Art project takes new look at Stations of the Cross
by Luanne Williams
Kelli Wiles

Readers of the Gospel who picture Simon of Cyrene helping to carry Jesus’ cross along the road to Golgotha have probably never connected the scene with a mental health hotline. But art student Kelli Wiles, a senior finance major from Statesville, gave Simon’s role a new interpretation in a Stations of the Cross display in Wingate University’s Dickson-Palmer Center.

The interactive exhibit, which has now moved on to Hickory Grove Baptist Church, was created by Charlene Bregier’s Art 404 class at the request of the Rev. Dane Jordan, minister to students.

A collage-covered cross next to a cross with a backpack.

“The station where Simon of Cyrene helps Jesus carry the cross really spoke to me,” Wiles says. “When looking at it and thinking of things I could tie in to modernize it I immediately thought about mental health awareness.”

Wiles created a cross covered with a collage of news reports about mental health and surrounded with rocks that feature encouraging words on the topic. On a nearby stand she placed a spiral bound notebook featuring hotline numbers from all over the world.

“I wanted this piece to show people just how wide-scale mental health problems are, that it could be affecting someone around you, someone like a friend, a family member, or even the stranger standing next to you,” Wiles says. “Through this piece I wanted to convey to everyone that there is a ‘Simon’ out there for you — whether that be through one of the hundreds of hotline numbers out there, a friend, a family member, your church community, a support group — there is someone out there that is there to help.”

Wiles titled her piece “Madeleine,” to honor a friend who courageously shared her mental health struggle. The two grew up together before Wiles moved away during high school. Then, coincidentally they each ended up at Wingate and now live together with Wiles’ sister and a fourth roommate. 

“Madeleine, unknown to us, was suffering silently through mental health issues that would ultimately lead her down the road of trying to commit suicide,” Wiles says. “Luckily enough, after her attempt she immediately told us, and we were able to get her the help she needed.”

Wiles says she felt terrible that her friend had struggled alone.

“Madeleine, like so many others, was wearing a fake smile and trying to be happy for the ones around her,” Wiles says, “I'm not going to say it's all been OK since she tried. There have been ups and downs. However, I do think us being there for her every step of the way has helped.”

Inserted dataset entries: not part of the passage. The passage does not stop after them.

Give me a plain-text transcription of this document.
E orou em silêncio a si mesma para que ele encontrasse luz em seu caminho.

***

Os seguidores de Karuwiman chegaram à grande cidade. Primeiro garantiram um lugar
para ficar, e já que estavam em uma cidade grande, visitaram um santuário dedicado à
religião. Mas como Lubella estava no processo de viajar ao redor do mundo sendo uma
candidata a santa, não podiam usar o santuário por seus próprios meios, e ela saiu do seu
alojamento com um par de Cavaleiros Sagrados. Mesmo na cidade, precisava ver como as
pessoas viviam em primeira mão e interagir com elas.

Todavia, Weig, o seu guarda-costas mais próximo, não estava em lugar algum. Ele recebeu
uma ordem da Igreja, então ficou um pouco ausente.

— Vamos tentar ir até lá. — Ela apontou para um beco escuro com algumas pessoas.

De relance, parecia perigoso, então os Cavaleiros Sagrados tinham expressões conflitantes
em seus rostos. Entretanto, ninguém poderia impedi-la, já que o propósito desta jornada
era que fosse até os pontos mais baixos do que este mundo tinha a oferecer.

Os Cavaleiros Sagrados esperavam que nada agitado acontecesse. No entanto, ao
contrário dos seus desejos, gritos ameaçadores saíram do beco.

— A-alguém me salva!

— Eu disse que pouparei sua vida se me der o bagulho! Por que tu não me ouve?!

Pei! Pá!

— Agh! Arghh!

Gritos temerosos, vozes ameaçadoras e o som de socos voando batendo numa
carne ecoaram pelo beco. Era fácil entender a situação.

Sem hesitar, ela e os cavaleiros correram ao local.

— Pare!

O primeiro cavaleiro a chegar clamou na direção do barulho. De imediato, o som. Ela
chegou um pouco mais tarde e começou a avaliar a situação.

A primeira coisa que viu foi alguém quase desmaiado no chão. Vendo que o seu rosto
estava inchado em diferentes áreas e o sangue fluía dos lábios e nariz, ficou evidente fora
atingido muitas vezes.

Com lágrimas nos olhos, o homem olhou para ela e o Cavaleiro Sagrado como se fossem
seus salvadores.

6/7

Wiles says she doubts that most people know that one in five adults suffer from a mental health condition.

“To everyone out there that sees my piece or reads this article, I want to challenge you to be someone’s ‘Simon.’ Ask someone if they’re OK, and if they aren’t, be there for them, talk to them and offer some help,” Wiles says. “For the people who see my piece that are suffering from a mental health condition I hope that it gives them the inspiration or strength to talk to someone and get the help that they need.”

An African American girl looks at a backpack hanging on a cross.

Although Wiles’ is the only portion of the Stations of the Cross exhibit dealing explicitly with mental health, other works also challenge visitors to consider the burdens they are carrying and how they view themselves. At one stop that commemorates Pilate’s washing of his hands to disassociate himself with the forthcoming bloodshed, they are invited to wash their hands to remove themselves from their present situation to more deeply connect with the stations. Another stop features a cross on which hangs a heavily loaded backpack. Students are encouraged to strap them on and try to walk while considering the types of burdens that they carry while in school. Further along in the exhibit are a pair of mirrors surrounded with sticky notes. Viewers are asked to write their negative self-talk on notes around the first mirror and then create new all-positive statements to counter them at the next.

In addition to Wiles, others whose work is featured in the exhibit are Michela Verpelli, Heather Hudson, Anna Earnhardt, Taylor Hinson, Mary Katelyn, Delaney Smith and JoAnna Rudasil.